Wyoming gets a certain percentage of any remaining and unappropriated water from the Yellowstone River's four tributaries, and Montana receives the rest.

The Supreme Court authorized Montana in 2008 to sue Wyoming over an alleged breach of their compact. Montana claimed that Wyoming was exceeding its water share for "new, post-1950 uses," such as irrigating new acreage, building new storage facilities, conducting new groundwater pumping and increasing consumption on existing agricultural acreage.

Wyoming had increased its net water consumption by improving its irrigation systems' efficiency with new sprinklers that reduce the amount of wastewater returned to the river - which Montana says has decreased the water volume it collects downstream by 25 percent.

Wyoming could be taking the same amount of water it always has, but it returns less to the river.

A court-appointed special master recommended dismissing the complaint for failure to state a claim, and the Supreme Court agreed on Monday.

"Despite the lack of clarity, the Special Master found several reasons to conclude that Wyoming's pre-1950 users may switch to sprinkler irrigation," Justice Clarence Thomas wrote for the majority. "He found that the scope of the original appropriative right includes such a change so long as no additional water is diverted from the stream and the conserved water is used on the same acreage for the same agricultural purpose as before. We agree with the Special Master."

Though the justices noted that "this area of law is far from clear," the court found that Montana could not point to any laws, authorities or prior litigation to support its theory.

"For all of these reasons, we hold that the doctrine of appropriation in Wyoming and Montana allows appropriators to improve their irrigation systems, even to the detriment of downstream appropriators," Thomas wrote.

Montana was never guaranteed a set quantity of water under its agreement, the majority found, even though other compacts offer such guarantees.

Justice Antonin Scalia called this argument "a straw man" in his dissenting opinion.

"Montana does not demand a precise volume of water each year; nor does it insist that its pre-1950 water users always receive enough water to satisfy their pre-1950 needs," Scalia wrote. "It merely asks that its pre-1950 water users occupy the same position relative to Wyoming's pre-1950 users in 2011 as they did in 1950 - that whatever would have flowed back into the Yellowstone after Wyoming appropriators' beneficial uses in 1950 if the river then had this year's flow, will also flow back this year.
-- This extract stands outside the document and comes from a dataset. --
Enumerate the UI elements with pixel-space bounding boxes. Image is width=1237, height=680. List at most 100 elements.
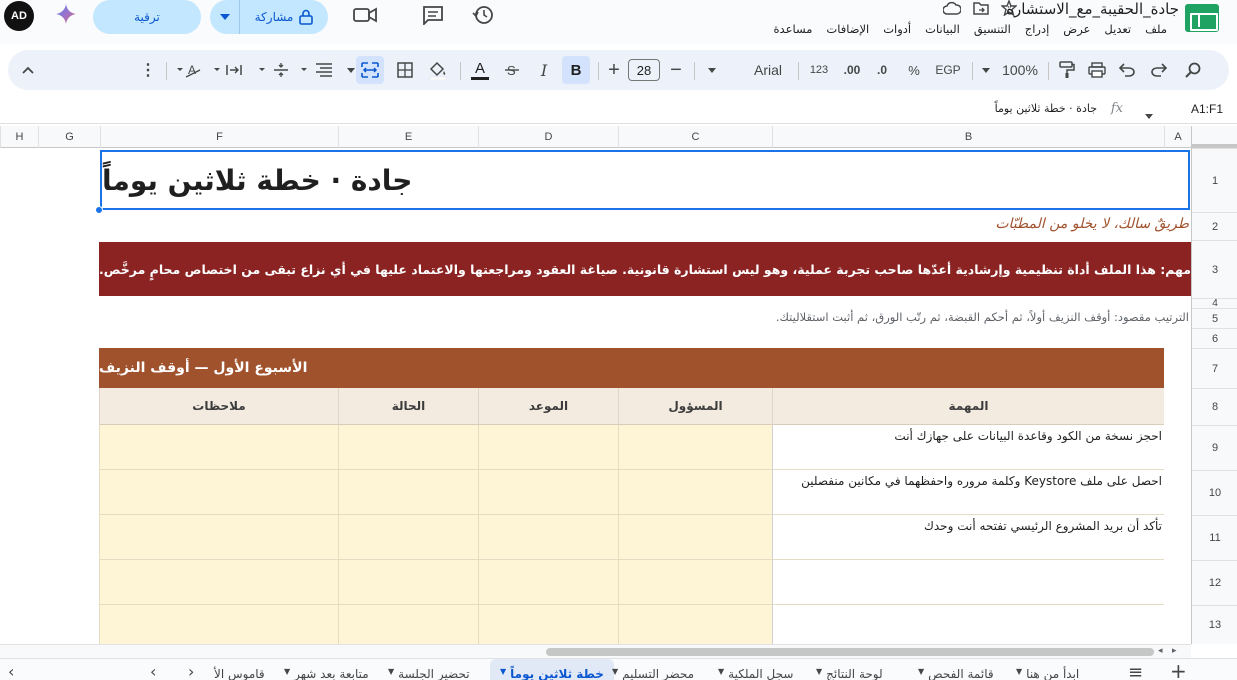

In dry years, that may mean some Montanans will have to make do with less or go without."

Scalia also slammed the majority's reading as "incomprehensible," and said the court "substitutes its none-too-confident reading of the common law for the Compact's definition of 'beneficial use.'"

"Like the common law, this definition lays out the types of uses that qualify as beneficial and the volume of water an appropriator may claim through his beneficial use," Scalia wrote. "But the Compact's focus on whether a use depletes a river's water supply - not whether it diverts the river's flow - significantly limits the volume of water to which Wyoming is entitled. For purposes of the Compact, Wyoming may lay claim only to its beneficial users' net consumption of water, that is, the volume of water diverted from the river minus the volume that flows (or seeps) back into the river's channel." (Emphasis and parentheses in original.)

Justice Elena Kagan did not take part in the court's consideration or decision of the case.